In this case it’s the comma and then the capitalization of Facts that makes me sit up and pay attention. People who talking in capital letters are bound to be interesting. Something very different:

In the days when the spinning-wheels hummed busily in the farmhouses — and even great ladies, clothed in silk and thread-lace, had their toy spinning-wheels of polished oak — there might be seen in districts far away among the lanes, or deep in the bosom of the hills, certain pallid undersized men, who, by the side of the brawny country-folk, looked like the remnants of a disinherited race.

Silas Mariner | George Elliot

To start with this sounds like a traditional story in a traditional setting, saved from the curse of the ordinary by use of interesting details (thread-lace, polished oak). It’s the last part of the sentence, the juxtaposition of the expected (brawny country-folk) with the unsettling (remnants of a disinherited race) that pulls me in.

Another example:

The schoolmaster was leaving the village, and everybody seemed sorry.

I’m wondering if anybody recognizes this? I’ll spill the beans if nobody wants to speak up. I’m also wondering why the sentence has always stuck in my head. The only explanation I’ve got is the use of the word seemed. With that one word, a world of possibilities opens up before us, and the story might take us to any of them.

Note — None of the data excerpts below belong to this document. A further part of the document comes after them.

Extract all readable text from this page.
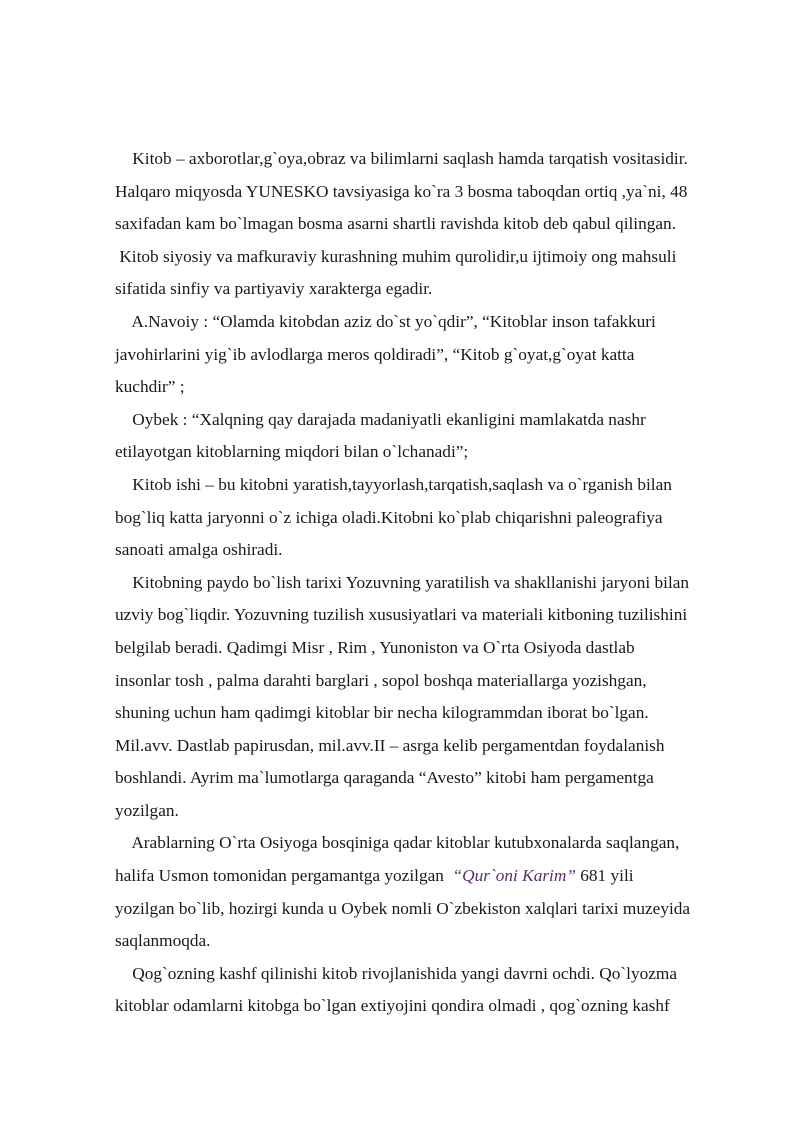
Kitob – axborotlar,g`oya,obraz va bilimlarni saqlash hamda tarqatish vositasidir.
Halqaro miqyosda YUNESKO tavsiyasiga ko`ra 3 bosma taboqdan ortiq ,ya`ni, 48
saxifadan kam bo`lmagan bosma asarni shartli ravishda kitob deb qabul qilingan.
Kitob siyosiy va mafkuraviy kurashning muhim qurolidir,u ijtimoiy ong mahsuli
sifatida sinfiy va partiyaviy xarakterga egadir.
A.Navoiy : “Olamda kitobdan aziz do`st yo`qdir”, “Kitoblar inson tafakkuri
javohirlarini yig`ib avlodlarga meros qoldiradi”, “Kitob g`oyat,g`oyat katta
kuchdir” ;
Oybek : “Xalqning qay darajada madaniyatli ekanligini mamlakatda nashr
etilayotgan kitoblarning miqdori bilan o`lchanadi”;
Kitob ishi – bu kitobni yaratish,tayyorlash,tarqatish,saqlash va o`rganish bilan
bog`liq katta jaryonni o`z ichiga oladi.Kitobni ko`plab chiqarishni paleografiya
sanoati amalga oshiradi.
Kitobning paydo bo`lish tarixi Yozuvning yaratilish va shakllanishi jaryoni bilan
uzviy bog`liqdir. Yozuvning tuzilish xususiyatlari va materiali kitboning tuzilishini
belgilab beradi. Qadimgi Misr , Rim , Yunoniston va O`rta Osiyoda dastlab
insonlar tosh , palma darahti barglari , sopol boshqa materiallarga yozishgan,
shuning uchun ham qadimgi kitoblar bir necha kilogrammdan iborat bo`lgan.
Mil.avv. Dastlab papirusdan, mil.avv.II – asrga kelib pergamentdan foydalanish
boshlandi. Ayrim ma`lumotlarga qaraganda “Avesto” kitobi ham pergamentga
yozilgan.
Arablarning O`rta Osiyoga bosqiniga qadar kitoblar kutubxonalarda saqlangan,
halifa Usmon tomonidan pergamantga yozilgan  “Qur`oni Karim” 681 yili
yozilgan bo`lib, hozirgi kunda u Oybek nomli O`zbekiston xalqlari tarixi muzeyida
saqlanmoqda.
Qog`ozning kashf qilinishi kitob rivojlanishida yangi davrni ochdi. Qo`lyozma
kitoblar odamlarni kitobga bo`lgan extiyojini qondira olmadi , qog`ozning kashf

And for something completely different, sometimes pure shock value works. Here’s an example:

Three men at McAlester State Peniteniary had larger penises than Lamar Pye, but all were black and therefore, by Lamar’s own figureing, hardly human at all. His was the largest penis ever seen on a white man in that prison or any of the others in which Lamar had spent so much of his adult life. It was a monster, a snake, a ropey, veiny thing that hardly looked at all like what it was but rather like some form of rubber tubing.

Dirty White Boys | Stephen Hunter

I like Stephen Hunter’s books about Earl and Bob Lee Swagger. I had read a few of them before I picked up Dirty White Boys. Maybe I was taken in by his opening because I already liked and trusted the author — I knew enough to give Hunter a chance, and my reaction was tempered by that. Thus a warning: an opening like this, calculated to shock on multiple levels (sexual imagery, racism, crime) might backfire if you don’t have the skill to pull it off. Especially if you aren’t Stephen Hunter.

In summary, first sentences are really hard. Wickedly hard, for me at least. But once that first sentence is solid on the page… the rest of the damn novel still has to be written.